The reality is that U.S. airlines are losing billions of dollars, and are poised to lose up to $13 billion in 2008 alone.
Airline revenue did not keep up with inflation, and with the multiplying costs of fuel, most air carriers are now responding by cutting capacity and, yes, charging extra fees for luggage, meals and pillows.
The estimated portion of a ticket price needed to cover fuel costs alone is now at 40 percent, said DiFiore. Compare this to eight years ago, when it was less than 15 percent of the ticket price.
So U.S. air carriers are responding by reducing their capacity to improve their profit performance.
Fares in Hawaii went up and will continue to go up, given that carriers have little economic incentive for expanding interisland services to previous levels, DiFiore said.
That will impact the visitor market, which already has seen its numbers drop in correlation to airline capacity.
Aloha Airlines and ATA Airlines accounted for 13.5 percent of the mainland capacity, which translates into more than 1.72 million passengers over a one-year period, DiFiore said.

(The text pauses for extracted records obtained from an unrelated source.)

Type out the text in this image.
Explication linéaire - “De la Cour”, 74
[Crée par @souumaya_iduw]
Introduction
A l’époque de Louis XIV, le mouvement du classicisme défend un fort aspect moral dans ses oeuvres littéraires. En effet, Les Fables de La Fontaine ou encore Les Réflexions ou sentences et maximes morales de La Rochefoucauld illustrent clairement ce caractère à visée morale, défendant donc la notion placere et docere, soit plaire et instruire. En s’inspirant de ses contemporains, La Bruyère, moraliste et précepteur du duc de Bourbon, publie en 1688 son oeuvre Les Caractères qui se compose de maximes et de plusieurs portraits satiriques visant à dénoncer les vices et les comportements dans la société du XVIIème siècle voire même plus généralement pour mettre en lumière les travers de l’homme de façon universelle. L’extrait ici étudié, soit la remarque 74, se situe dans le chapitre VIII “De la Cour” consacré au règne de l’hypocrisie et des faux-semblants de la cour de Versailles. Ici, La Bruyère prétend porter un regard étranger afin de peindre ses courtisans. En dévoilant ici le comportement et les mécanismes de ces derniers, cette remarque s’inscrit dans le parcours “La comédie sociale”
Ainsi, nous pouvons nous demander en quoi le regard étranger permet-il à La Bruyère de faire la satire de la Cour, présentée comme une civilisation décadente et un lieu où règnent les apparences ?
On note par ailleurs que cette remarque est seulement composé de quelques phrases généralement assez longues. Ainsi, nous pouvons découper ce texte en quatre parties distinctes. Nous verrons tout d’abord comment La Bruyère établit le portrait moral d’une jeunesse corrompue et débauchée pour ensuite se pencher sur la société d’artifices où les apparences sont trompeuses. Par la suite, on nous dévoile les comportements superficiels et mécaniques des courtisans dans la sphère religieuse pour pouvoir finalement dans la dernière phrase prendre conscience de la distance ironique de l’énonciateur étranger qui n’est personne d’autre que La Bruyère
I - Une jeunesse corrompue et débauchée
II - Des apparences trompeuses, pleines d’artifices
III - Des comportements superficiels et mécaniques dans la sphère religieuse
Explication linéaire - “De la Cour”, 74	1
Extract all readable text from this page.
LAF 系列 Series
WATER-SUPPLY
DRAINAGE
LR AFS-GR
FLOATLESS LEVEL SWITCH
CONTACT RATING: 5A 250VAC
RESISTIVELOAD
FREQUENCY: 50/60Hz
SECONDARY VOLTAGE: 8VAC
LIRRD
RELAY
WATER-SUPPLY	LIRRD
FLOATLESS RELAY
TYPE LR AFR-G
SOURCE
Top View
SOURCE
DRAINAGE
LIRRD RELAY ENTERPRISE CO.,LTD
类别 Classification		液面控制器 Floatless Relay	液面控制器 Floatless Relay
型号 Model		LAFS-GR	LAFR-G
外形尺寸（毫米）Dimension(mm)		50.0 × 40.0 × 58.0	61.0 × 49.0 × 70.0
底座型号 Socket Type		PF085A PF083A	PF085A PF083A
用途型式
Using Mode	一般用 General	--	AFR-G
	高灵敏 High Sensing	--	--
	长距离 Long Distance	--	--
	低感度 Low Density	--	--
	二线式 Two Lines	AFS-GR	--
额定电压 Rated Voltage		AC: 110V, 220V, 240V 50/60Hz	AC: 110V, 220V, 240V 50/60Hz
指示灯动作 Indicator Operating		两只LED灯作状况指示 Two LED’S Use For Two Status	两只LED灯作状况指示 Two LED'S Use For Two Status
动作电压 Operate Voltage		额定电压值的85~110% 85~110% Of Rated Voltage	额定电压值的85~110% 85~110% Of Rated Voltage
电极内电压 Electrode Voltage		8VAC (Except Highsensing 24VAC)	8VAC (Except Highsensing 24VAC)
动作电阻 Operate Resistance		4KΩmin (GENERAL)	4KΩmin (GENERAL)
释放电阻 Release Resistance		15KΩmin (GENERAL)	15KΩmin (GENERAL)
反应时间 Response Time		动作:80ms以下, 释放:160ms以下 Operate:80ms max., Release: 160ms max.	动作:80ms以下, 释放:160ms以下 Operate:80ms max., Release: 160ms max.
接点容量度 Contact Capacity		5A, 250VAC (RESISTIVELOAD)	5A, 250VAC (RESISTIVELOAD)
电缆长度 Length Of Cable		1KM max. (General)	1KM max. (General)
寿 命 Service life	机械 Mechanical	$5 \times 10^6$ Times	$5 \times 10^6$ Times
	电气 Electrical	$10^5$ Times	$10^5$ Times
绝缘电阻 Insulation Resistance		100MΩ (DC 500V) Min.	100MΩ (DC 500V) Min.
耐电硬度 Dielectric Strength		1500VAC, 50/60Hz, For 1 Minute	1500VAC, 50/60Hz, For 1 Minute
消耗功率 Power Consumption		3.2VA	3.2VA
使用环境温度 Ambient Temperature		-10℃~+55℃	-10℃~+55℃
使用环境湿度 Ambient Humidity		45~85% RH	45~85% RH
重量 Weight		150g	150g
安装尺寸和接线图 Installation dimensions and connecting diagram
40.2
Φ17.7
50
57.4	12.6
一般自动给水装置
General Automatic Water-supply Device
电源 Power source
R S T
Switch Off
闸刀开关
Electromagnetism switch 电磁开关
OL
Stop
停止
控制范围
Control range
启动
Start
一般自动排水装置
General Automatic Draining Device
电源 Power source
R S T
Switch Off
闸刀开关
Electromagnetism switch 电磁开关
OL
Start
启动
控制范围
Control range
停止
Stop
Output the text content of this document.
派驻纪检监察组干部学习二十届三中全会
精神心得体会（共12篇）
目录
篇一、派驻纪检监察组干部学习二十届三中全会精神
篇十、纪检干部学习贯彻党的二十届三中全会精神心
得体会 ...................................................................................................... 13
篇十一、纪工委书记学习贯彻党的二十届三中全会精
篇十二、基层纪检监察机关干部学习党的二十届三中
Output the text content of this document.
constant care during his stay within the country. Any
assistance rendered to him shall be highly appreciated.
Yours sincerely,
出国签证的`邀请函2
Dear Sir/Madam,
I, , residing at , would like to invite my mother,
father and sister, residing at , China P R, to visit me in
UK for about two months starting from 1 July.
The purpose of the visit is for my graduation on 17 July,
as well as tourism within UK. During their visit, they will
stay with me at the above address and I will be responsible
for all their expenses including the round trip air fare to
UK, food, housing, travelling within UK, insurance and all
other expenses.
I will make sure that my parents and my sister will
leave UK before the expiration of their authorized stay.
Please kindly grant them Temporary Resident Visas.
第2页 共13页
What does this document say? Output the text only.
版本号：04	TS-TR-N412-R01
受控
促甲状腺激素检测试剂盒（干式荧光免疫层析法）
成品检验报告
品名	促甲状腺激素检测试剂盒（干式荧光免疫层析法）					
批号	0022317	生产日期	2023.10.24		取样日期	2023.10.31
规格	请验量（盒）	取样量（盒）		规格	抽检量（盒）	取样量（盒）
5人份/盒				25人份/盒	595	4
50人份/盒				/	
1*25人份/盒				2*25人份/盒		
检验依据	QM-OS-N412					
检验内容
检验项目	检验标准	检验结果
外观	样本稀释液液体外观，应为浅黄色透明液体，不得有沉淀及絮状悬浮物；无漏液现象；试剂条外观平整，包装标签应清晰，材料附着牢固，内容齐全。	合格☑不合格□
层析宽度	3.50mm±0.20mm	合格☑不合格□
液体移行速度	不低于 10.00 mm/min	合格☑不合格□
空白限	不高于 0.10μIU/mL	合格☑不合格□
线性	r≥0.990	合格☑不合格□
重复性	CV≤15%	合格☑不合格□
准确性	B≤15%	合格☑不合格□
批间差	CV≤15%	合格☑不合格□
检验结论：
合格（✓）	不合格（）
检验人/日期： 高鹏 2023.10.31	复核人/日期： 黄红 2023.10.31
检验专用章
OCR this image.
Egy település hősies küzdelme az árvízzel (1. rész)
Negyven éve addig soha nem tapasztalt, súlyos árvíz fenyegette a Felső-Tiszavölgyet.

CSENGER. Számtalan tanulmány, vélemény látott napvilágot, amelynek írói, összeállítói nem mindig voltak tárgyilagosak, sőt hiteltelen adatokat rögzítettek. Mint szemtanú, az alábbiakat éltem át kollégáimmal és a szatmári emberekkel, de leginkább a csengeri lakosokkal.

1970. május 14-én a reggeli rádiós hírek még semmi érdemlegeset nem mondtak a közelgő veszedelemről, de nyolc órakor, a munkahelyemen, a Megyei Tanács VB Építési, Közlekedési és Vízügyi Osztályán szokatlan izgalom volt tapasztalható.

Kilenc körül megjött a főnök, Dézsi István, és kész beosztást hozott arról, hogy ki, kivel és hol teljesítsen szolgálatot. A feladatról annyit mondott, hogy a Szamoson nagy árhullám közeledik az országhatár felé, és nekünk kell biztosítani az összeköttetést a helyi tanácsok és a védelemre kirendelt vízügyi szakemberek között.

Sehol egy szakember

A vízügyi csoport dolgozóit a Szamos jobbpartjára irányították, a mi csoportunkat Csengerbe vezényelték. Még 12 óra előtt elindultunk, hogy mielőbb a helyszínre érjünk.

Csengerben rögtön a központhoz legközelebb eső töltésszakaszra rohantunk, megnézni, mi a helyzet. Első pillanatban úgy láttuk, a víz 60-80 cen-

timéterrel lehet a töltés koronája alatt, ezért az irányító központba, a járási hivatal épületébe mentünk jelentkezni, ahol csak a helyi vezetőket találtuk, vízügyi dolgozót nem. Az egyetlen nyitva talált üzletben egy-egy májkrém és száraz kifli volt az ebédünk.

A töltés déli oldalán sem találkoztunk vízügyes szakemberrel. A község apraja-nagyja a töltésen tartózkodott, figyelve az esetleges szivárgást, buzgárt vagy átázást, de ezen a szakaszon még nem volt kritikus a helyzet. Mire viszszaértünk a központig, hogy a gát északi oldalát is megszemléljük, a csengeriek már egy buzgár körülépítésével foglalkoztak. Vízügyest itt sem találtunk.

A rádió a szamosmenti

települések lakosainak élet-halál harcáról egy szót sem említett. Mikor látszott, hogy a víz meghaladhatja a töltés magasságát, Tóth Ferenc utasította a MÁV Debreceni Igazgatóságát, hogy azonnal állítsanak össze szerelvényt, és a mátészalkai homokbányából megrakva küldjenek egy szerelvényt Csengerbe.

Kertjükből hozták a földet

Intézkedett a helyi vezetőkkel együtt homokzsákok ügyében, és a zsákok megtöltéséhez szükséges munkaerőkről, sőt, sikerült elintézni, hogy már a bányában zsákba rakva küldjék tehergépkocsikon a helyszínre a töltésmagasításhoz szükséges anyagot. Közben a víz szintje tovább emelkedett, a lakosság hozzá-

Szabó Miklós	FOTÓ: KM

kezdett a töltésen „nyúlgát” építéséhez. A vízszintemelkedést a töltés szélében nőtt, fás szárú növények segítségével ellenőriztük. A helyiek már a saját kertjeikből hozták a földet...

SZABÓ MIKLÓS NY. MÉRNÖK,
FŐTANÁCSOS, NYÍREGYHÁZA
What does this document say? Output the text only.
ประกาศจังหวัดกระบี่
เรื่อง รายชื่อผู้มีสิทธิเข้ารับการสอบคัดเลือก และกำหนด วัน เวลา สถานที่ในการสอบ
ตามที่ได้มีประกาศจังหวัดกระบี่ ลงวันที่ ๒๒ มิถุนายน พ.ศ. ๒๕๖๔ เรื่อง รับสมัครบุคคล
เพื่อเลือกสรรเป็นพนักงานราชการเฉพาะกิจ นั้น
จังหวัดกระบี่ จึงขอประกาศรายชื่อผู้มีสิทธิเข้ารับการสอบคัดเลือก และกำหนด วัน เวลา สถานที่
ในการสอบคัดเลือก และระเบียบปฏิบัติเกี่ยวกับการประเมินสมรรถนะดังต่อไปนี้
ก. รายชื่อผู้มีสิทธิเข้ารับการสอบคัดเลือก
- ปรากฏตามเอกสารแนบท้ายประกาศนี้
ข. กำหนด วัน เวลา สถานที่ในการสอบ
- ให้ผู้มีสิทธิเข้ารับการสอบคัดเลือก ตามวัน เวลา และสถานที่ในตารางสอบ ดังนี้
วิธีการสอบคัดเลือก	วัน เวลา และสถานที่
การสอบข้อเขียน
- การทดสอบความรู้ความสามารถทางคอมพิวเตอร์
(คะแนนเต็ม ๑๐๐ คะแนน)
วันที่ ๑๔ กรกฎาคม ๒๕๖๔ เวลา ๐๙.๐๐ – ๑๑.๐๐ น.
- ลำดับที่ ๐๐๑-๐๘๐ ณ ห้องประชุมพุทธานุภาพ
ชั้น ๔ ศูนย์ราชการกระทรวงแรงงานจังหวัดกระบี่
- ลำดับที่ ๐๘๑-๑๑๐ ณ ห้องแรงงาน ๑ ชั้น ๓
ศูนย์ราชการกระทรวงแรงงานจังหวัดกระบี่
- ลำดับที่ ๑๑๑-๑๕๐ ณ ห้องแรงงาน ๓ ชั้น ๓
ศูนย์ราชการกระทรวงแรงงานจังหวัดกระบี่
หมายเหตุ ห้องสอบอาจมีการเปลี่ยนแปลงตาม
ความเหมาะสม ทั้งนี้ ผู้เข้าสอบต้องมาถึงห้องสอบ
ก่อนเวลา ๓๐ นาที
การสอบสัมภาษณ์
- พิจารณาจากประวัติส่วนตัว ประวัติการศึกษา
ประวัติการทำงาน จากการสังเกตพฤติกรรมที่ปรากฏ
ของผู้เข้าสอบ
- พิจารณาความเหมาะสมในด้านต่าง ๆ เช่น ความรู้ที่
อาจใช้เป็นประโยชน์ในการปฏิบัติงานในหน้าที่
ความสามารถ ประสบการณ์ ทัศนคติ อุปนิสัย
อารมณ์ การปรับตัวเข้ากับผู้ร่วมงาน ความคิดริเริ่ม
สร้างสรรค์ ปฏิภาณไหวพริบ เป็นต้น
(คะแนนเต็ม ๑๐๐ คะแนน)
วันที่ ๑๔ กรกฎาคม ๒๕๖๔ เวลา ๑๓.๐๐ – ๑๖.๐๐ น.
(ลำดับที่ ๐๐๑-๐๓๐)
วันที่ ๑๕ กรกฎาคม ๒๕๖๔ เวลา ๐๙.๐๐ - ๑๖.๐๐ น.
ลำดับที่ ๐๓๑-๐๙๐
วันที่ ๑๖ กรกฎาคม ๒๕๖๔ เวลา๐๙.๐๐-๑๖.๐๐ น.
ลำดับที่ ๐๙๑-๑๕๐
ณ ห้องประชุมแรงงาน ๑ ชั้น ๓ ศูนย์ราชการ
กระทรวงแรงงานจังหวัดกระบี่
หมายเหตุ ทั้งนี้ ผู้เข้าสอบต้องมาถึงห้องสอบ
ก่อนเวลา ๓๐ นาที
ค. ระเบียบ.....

Without Aloha and ATA, visitors from the major California markets have dropped significantly, with Kona taking the biggest hit.
With the departure of Aloha, Hawaii also has a significant gap in interisland air capacity, which isn't expected to get any better.
Between the nine-month period of August to April this year and next, the number of interisland flights in Hawaii is expected to drop 36 percent, according to data from Sabre.
DiFiore also said the era of the low-fare passenger is pretty much over due to the demise of low-airfare carriers which are disadvantaged in this current environment.
He recommended focusing on visitors who can afford the new market dynamic.
At the same time, what Hawaii can do is position itself competitively with other resort destinations in courting new carriers.
These incentives are generally short term, said DiFiore, mainly to help airline companies feel more comfortable about the initial risks of entering a new market.
Sabre, which offers airline products, software solutions and consulting services, is a division of Sabre Holdings, based in Southlake, Texas, which also operates Travelocity and Sabre Travel Network.